Forgoing the spoon, Dev sipped directly from the bowl. The warmth between his hands felt better than the numbness. As did the soup as it washed across his tongue and down his throat.

“No,” he fessed up after swallowing. There hadn’t been time to contemplate the answer to that question, but now it had been asked, his mind began working. “There had to be someone. The Belascos’ wouldn’t have bought it themselves I’m pretty sure. It’s an obscure spell.” He grimaced. “Well, it was until it’s results were splashed across a very public landmark. But before that, the Belascos’ wouldn’t have known what it really was. Someone who did had to be behind getting it here.”

Erin, her own cup of tea in her hands, shifted uneasily. “Do you think it was Carver?”

Both of them looked over their shoulders again at the closed door.

The idea of that ole cuss wanting such a powerful spell wasn’t a particularly good one, but either way, he had it now. He’d assured them he wouldn’t need to cast the spell to decipher how it worked in order to help Matt and, even through his near catatonia, Dev had believed him. Carver hadn’t faked his disgust at Dev’s use of his sorcery. Perhaps, of all sorcerers, Carver was the sanest.

“Nah,” Dev said eventually. “He’s not the sort.”

“Then who?”

Another candidate came to mind, but Dev didn’t say the name aloud. If he was right, then there was nothing they could about it now. Nothing anyone could have done to stop it from playing out as it had.

He just shrugged and finished his soup.

Dawn came and still nothing from the bedroom.

Erin was battling back a yawn when Dev conceded to the next growing urge.

“What did Mercy do to Lana?”

The question caught Erin by surprise. She froze, mid-stretch, then slumped back, eyeing him cautiously. “Are you sure you want to know?”

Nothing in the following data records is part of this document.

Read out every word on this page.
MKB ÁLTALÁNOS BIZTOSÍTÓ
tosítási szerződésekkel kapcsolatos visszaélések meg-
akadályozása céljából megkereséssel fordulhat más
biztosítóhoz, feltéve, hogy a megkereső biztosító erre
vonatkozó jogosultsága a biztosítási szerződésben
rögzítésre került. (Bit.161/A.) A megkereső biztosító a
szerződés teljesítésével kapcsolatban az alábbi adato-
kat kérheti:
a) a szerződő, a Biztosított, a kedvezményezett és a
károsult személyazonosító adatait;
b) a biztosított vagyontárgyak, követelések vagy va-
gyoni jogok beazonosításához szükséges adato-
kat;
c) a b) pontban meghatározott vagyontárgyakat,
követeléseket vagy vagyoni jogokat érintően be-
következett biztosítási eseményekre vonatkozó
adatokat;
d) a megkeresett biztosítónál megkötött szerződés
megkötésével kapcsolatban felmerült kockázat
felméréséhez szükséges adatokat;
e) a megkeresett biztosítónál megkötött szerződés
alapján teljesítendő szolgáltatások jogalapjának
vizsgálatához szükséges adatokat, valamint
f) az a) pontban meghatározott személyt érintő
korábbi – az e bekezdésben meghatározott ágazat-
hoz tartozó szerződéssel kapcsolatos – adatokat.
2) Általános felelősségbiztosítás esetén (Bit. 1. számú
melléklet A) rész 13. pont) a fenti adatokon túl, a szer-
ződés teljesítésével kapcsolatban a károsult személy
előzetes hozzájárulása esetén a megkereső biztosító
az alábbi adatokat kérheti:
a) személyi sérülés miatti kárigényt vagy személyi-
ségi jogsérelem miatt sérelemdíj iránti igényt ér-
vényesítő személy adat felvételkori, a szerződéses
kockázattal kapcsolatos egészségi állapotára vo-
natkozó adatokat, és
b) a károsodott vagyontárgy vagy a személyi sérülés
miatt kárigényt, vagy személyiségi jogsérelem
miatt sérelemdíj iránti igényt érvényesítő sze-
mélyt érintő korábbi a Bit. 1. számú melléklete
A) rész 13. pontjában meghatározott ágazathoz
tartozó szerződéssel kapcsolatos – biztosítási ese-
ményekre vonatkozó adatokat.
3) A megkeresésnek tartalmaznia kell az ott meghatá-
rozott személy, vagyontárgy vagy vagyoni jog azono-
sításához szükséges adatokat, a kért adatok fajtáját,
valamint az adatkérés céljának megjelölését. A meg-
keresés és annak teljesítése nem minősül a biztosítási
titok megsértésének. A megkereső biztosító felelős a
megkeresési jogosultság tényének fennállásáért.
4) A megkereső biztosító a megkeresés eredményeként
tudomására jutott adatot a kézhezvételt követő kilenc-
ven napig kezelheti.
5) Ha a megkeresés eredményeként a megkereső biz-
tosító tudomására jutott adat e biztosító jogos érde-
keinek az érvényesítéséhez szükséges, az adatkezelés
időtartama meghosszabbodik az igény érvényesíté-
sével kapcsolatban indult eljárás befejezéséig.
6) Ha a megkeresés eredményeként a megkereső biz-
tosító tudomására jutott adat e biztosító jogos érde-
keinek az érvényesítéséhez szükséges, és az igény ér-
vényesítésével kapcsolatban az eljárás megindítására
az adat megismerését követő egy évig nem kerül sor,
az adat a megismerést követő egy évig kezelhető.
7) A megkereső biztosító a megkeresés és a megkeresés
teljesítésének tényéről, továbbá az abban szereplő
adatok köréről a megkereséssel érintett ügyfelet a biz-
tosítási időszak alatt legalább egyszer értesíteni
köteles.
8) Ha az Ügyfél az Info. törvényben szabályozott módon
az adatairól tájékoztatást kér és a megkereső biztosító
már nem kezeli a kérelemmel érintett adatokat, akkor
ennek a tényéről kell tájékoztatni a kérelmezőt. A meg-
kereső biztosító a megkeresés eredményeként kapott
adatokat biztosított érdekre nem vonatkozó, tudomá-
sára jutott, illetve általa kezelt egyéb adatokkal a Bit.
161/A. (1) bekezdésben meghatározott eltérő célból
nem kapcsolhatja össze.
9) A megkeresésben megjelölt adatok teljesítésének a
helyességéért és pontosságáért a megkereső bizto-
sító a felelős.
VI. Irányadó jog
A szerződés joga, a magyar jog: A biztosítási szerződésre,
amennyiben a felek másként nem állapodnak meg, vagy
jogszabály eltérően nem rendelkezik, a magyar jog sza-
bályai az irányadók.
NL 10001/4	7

It was tempting to say ‘no’, but he knew if he did, he’d regret it one day. Maybe, when he got a handle on everything that had happened, it would help to give him some sort of closure.

“Yeah, tell me.”

Erin nodded slowly, looking away. “She tied her to Tanqueray’s body and pushed them into the river. If the police get enough evidence to suspect someone going over, they probably won’t find them.”

Dev thanked her with a quick nod, then let the silence fall again.

The soup was finished and his half-drunk tea cold when Dr Carver finally emerged. He looked drawn and uncomfortable as he sank into a seat opposite them. Curious and anxious, Dev waited as patiently as he could while the doctor settled back, closed his eyes and breathed deeply for a long while.

It was, however, Erin who broke first.

“Well?” There was a dread acceptance in her voice, preparing for the worst.

Dr Carver didn’t stir except to say, “He is sleeping and when he awakes, he will be fully healed.”